Wednesday, April 3, 2013

Female Jungle (1955)


Female Jungle is a grimy little low-budget 1955 crime movie with a distinctly noir atmosphere to it.

Fast-rising Hollywood starlet Monica Madison is found dead outside a bar, a bar that seems a bit too down-market to be one of her regular haunts. Also drinking at the bar that night was off-duty cop Detective-Sergeant Jack Stevens (Lawrence Tierney). Stevens’ problem is that he’s had one of his presumably regular alcoholic blackouts and he can’t remember a thing that happened during the course of the evening. Since the murder was committed during the period of the blackout he’s understandably a trifle concerned.

Detective-Sergeant Duane (Rex Thorsen) is assigned to the case. Stevens offers to help him out, but what he really wants to find out is what he himself was doing during those hours that preceded the murder.


Also mixed up in the case are Alex Voe (Burt Kaiser) and Claude Almstead. Voe is a failed artist who ekes out a living drawing caricatures of customers at the bar. One of his caricatures will emerge as a vital piece of evidence. Almstead (John Carradine) is a gossip columnist who was responsible for launching Monica Madison’s career. He’d also established himself as her lover although it appears that she wasn’t exactly the faithful type and that she was tiring of the affair now that her career had started to take off.

There’s also Candy Price (Jayne Mansfield). She’s been having affairs with both Alex Voe and Detective-Sergeant Stevens. And Alex Voe’s wife Peggy also gets involved. After Claude Almstead invites himself back to the Voes’ apartment at 2 a.m. Peggy and Alex have a fight, Alex walks out, and Peggy and Almstead set off for a night on the town.

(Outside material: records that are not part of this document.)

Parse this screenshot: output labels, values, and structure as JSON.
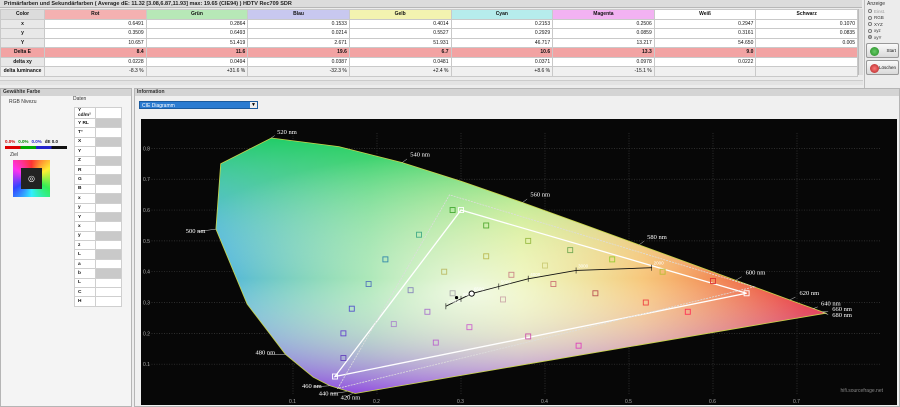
{
  "window": {
    "title": "Primärfarben und Sekundärfarben ( Average dE: 11.32 [3.08,6.87,11.93] max: 19.65 (CIE94) ) HDTV Rec709  SDR"
  },
  "table": {
    "columns": [
      "Color",
      "Rot",
      "Grün",
      "Blau",
      "Gelb",
      "Cyan",
      "Magenta",
      "Weiß",
      "Schwarz"
    ],
    "header_colors": [
      "#dcdcdc",
      "#f4b1b1",
      "#b7e8b7",
      "#c8c8ef",
      "#f3f3b0",
      "#b6ecec",
      "#f2b2f2",
      "#ffffff",
      "#ffffff"
    ],
    "rows": [
      {
        "label": "x",
        "cls": "",
        "values": [
          "0.6491",
          "0.2864",
          "0.1533",
          "0.4014",
          "0.2153",
          "0.2506",
          "0.2947",
          "0.1070"
        ]
      },
      {
        "label": "y",
        "cls": "",
        "values": [
          "0.3509",
          "0.6493",
          "0.0214",
          "0.5527",
          "0.2929",
          "0.0859",
          "0.3161",
          "0.0835"
        ]
      },
      {
        "label": "Y",
        "cls": "",
        "values": [
          "10.657",
          "51.419",
          "2.671",
          "51.931",
          "46.717",
          "13.217",
          "54.650",
          "0.005"
        ]
      },
      {
        "label": "Delta E",
        "cls": "de",
        "values": [
          "8.4",
          "11.6",
          "19.6",
          "6.7",
          "10.6",
          "13.3",
          "9.0",
          ""
        ]
      },
      {
        "label": "delta xy",
        "cls": "",
        "values": [
          "0.0228",
          "0.0494",
          "0.0387",
          "0.0481",
          "0.0371",
          "0.0978",
          "0.0222",
          ""
        ]
      },
      {
        "label": "delta luminance",
        "cls": "dx",
        "values": [
          "-8.3 %",
          "+31.6 %",
          "-32.3 %",
          "+2.4 %",
          "+8.6 %",
          "-15.1 %",
          "",
          ""
        ]
      }
    ]
  },
  "anzeige": {
    "title": "Anzeige",
    "options": [
      {
        "label": "Einst.",
        "state": "dim"
      },
      {
        "label": "RGB",
        "state": ""
      },
      {
        "label": "XYZ",
        "state": ""
      },
      {
        "label": "xyz",
        "state": ""
      },
      {
        "label": "xyY",
        "state": "on"
      }
    ],
    "start_label": "Start",
    "loeschen_label": "Löschen"
  },
  "left": {
    "panel_title": "Gewählte Farbe",
    "rgb_label": "RGB Nivezu",
    "values": [
      "0.0%",
      "0.0%",
      "0.0%",
      "dE 0.0"
    ],
    "ziel_label": "Ziel",
    "daten_label": "Daten",
    "fields": [
      "Y cd/m²",
      "Y RL",
      "T°",
      "X",
      "Y",
      "Z",
      "R",
      "G",
      "B",
      "x",
      "y",
      "Y",
      "x",
      "y",
      "z",
      "L",
      "a",
      "b",
      "L",
      "C",
      "H"
    ]
  },
  "info": {
    "panel_title": "Information",
    "dropdown_value": "CIE Diagramm",
    "watermark": "hifi.sourcefrage.net"
  },
  "chart_data": {
    "type": "scatter",
    "title": "",
    "x_ticks": [
      "0.1",
      "0.2",
      "0.3",
      "0.4",
      "0.5",
      "0.6",
      "0.7"
    ],
    "y_ticks": [
      "0.1",
      "0.2",
      "0.3",
      "0.4",
      "0.5",
      "0.6",
      "0.7",
      "0.8"
    ],
    "xlim": [
      0.0,
      0.8
    ],
    "ylim": [
      0.0,
      0.85
    ],
    "spectral_labels": [
      {
        "nm": "520 nm",
        "x": 0.074,
        "y": 0.834
      },
      {
        "nm": "540 nm",
        "x": 0.23,
        "y": 0.754
      },
      {
        "nm": "560 nm",
        "x": 0.373,
        "y": 0.624
      },
      {
        "nm": "580 nm",
        "x": 0.512,
        "y": 0.487
      },
      {
        "nm": "600 nm",
        "x": 0.627,
        "y": 0.372
      },
      {
        "nm": "620 nm",
        "x": 0.691,
        "y": 0.308
      },
      {
        "nm": "640 nm",
        "x": 0.719,
        "y": 0.28
      },
      {
        "nm": "680 nm",
        "x": 0.73,
        "y": 0.27
      },
      {
        "nm": "660 nm",
        "x": 0.73,
        "y": 0.27
      },
      {
        "nm": "500 nm",
        "x": 0.008,
        "y": 0.538
      },
      {
        "nm": "480 nm",
        "x": 0.091,
        "y": 0.132
      },
      {
        "nm": "460 nm",
        "x": 0.144,
        "y": 0.03
      },
      {
        "nm": "440 nm",
        "x": 0.164,
        "y": 0.011
      },
      {
        "nm": "420 nm",
        "x": 0.171,
        "y": 0.005
      }
    ],
    "target_gamut": [
      [
        0.64,
        0.33
      ],
      [
        0.3,
        0.6
      ],
      [
        0.15,
        0.06
      ]
    ],
    "measured_gamut": [
      [
        0.6491,
        0.3509
      ],
      [
        0.2864,
        0.6493
      ],
      [
        0.1533,
        0.0214
      ]
    ],
    "white_point": [
      0.3127,
      0.329
    ],
    "measured_white": [
      0.2947,
      0.3161
    ],
    "planck": {
      "points": [
        [
          0.527,
          0.413
        ],
        [
          0.437,
          0.404
        ],
        [
          0.38,
          0.377
        ],
        [
          0.345,
          0.352
        ],
        [
          0.313,
          0.329
        ],
        [
          0.3,
          0.312
        ],
        [
          0.282,
          0.288
        ]
      ],
      "labels": [
        "2000",
        "3000",
        "4000",
        "5000",
        "6500",
        "8000",
        "10000"
      ]
    },
    "measured_points": [
      [
        0.6,
        0.37
      ],
      [
        0.54,
        0.4
      ],
      [
        0.48,
        0.44
      ],
      [
        0.43,
        0.47
      ],
      [
        0.38,
        0.5
      ],
      [
        0.33,
        0.55
      ],
      [
        0.29,
        0.6
      ],
      [
        0.36,
        0.39
      ],
      [
        0.41,
        0.36
      ],
      [
        0.46,
        0.33
      ],
      [
        0.52,
        0.3
      ],
      [
        0.57,
        0.27
      ],
      [
        0.25,
        0.52
      ],
      [
        0.21,
        0.44
      ],
      [
        0.19,
        0.36
      ],
      [
        0.17,
        0.28
      ],
      [
        0.16,
        0.2
      ],
      [
        0.16,
        0.12
      ],
      [
        0.26,
        0.27
      ],
      [
        0.31,
        0.22
      ],
      [
        0.38,
        0.19
      ],
      [
        0.44,
        0.16
      ],
      [
        0.28,
        0.4
      ],
      [
        0.33,
        0.45
      ],
      [
        0.4,
        0.42
      ],
      [
        0.24,
        0.34
      ],
      [
        0.29,
        0.33
      ],
      [
        0.35,
        0.31
      ],
      [
        0.22,
        0.23
      ],
      [
        0.27,
        0.17
      ]
    ],
    "sample_colors": [
      "#d33",
      "#bb3",
      "#9c3",
      "#7a5",
      "#9b4",
      "#5a3",
      "#4a3",
      "#c88",
      "#c77",
      "#b55",
      "#e44",
      "#f35",
      "#4a8",
      "#38a",
      "#57b",
      "#55c",
      "#64c",
      "#64b",
      "#a7c",
      "#c6c",
      "#c5a",
      "#d4b",
      "#bb6",
      "#bb5",
      "#cc7",
      "#88b",
      "#aaa",
      "#caa",
      "#a8c",
      "#b6c"
    ]
  }
}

As you may have gathered, the plot is rather involved and offers a multiplicity of suspects.

Actor Burt Kaiser provided the story and co-wrote the screenplay with director Bruno VeSota, for Kaiser’s own production company. Unfortunately the screenplay is at times a bit on the muddled side and certainly stretches credibility, although to be fair Hollywood starlets have been known to get themselves mixed up with low-lifes and losers and become the victims of blackmail, as happens to Monica Madison.

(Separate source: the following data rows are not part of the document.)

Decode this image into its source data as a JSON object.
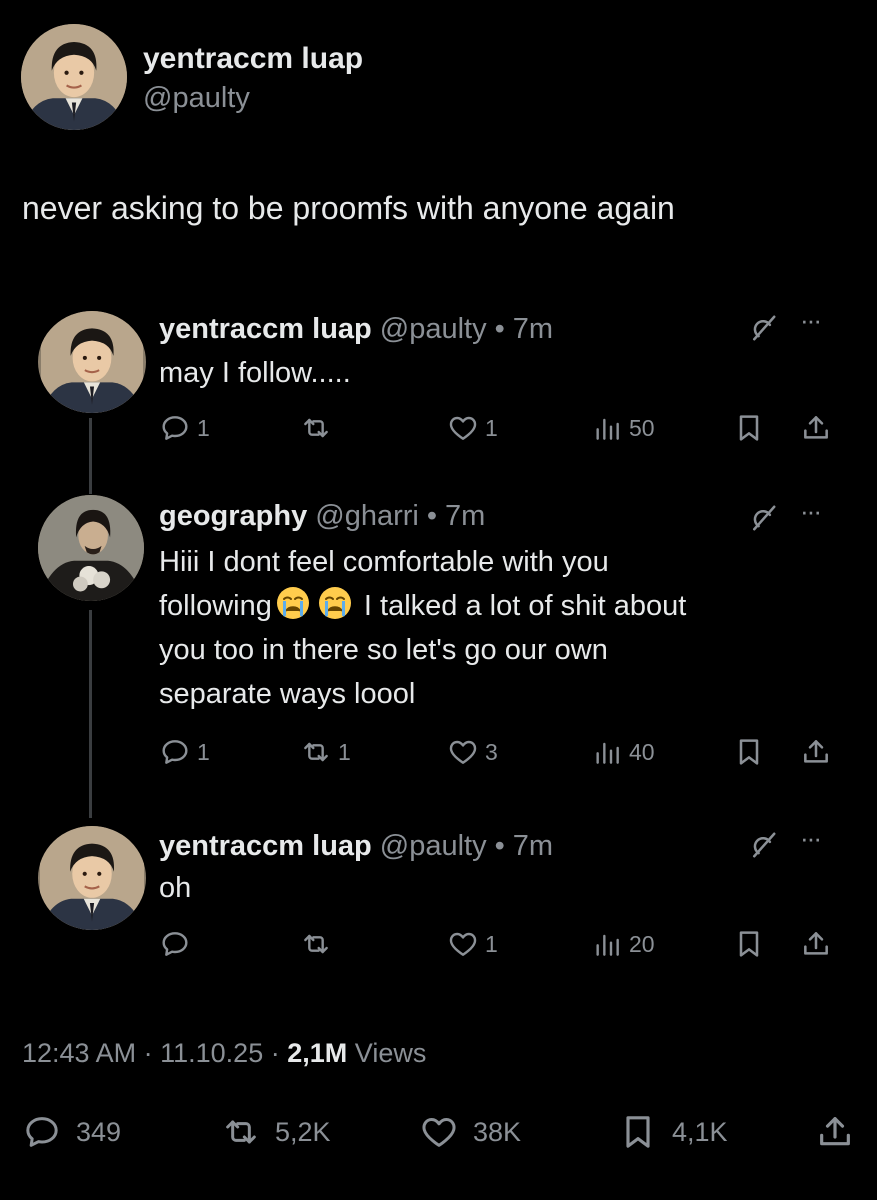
{
  "post": {
    "author_name": "yentraccm luap",
    "author_handle": "@paulty",
    "text": "never asking to be proomfs with anyone again",
    "timestamp": "12:43 AM",
    "date": "11.10.25",
    "views_count": "2,1M",
    "views_label": "Views",
    "separator": "·",
    "stats": {
      "replies": "349",
      "reposts": "5,2K",
      "likes": "38K",
      "bookmarks": "4,1K"
    }
  },
  "replies": [
    {
      "name": "yentraccm luap",
      "handle": "@paulty",
      "time": "• 7m",
      "text": "may I follow.....",
      "replies": "1",
      "reposts": "",
      "likes": "1",
      "views": "50"
    },
    {
      "name": "geography",
      "handle": "@gharri",
      "time": "• 7m",
      "text_lines": [
        "Hiii I dont feel comfortable with you",
        "following",
        "I talked a lot of shit about",
        "you too in there so let's go our own",
        "separate ways loool"
      ],
      "replies": "1",
      "reposts": "1",
      "likes": "3",
      "views": "40"
    },
    {
      "name": "yentraccm luap",
      "handle": "@paulty",
      "time": "• 7m",
      "text": "oh",
      "replies": "",
      "reposts": "",
      "likes": "1",
      "views": "20"
    }
  ],
  "icons": {
    "reply": "speech-bubble-icon",
    "repost": "repost-arrows-icon",
    "like": "heart-icon",
    "views": "bar-chart-icon",
    "bookmark": "bookmark-icon",
    "share": "share-upload-icon",
    "grok": "grok-slash-icon",
    "more": "ellipsis-icon",
    "emoji": "loudly-crying-face-emoji"
  },
  "colors": {
    "background": "#000000",
    "text": "#e7e9ea",
    "muted": "#8b9096",
    "thread_line": "#3a3d40"
  }
}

This film marked Jayne Mansfield’s film debut, albeit in a supporting role. She’s the femme fatale of the piece. Candy clearly has a healthy appetite for men. She doesn’t seem to much care who she ends up with, as long as she ends up with someone. Mansfield was an  underrated actress who gave some good performances in this type of movie, and she’s effective in this one.


Lawrence Tierney gives a typical Tierney tough guy performance while John Carradine is excellent as the suave but slightly slimy and vaguely sinister gossip columnist.

The entire action of the movie takes place over a few hours in the middle of the night. The characters are people who rarely venture into the sunlight anyway. They’re all creatures of the night, giving the movie a very seedy and very noir feel. The story might not be particularly noir, but the environment is definitely noir.

This is a movie from a minor independent outfit so it doesn’t have the production values associated with B movies made by the major studios in the 40s and early 50s. But low budgets, cheap sets and a generally tawdry atmosphere can be a positive asset to a film like this, and Elwood Bredell’s gritty cinematography captures the perfect mood of sleazy alcohol-fueled nightlife. The movie was later re-released as The Hangover, a title that neatly nails the mood of the film.


The Region 2 DVD from an outfit called Direct Video offers an acceptable if hardly pristine transfer. Luckily this is the sort of movie that is actually enhanced by a less-than-stellar transfer.

Female Jungle has its flaws, especially in the script department, but it’s a nicely moody crime film that film noir fans should certainly enjoy. Recommended.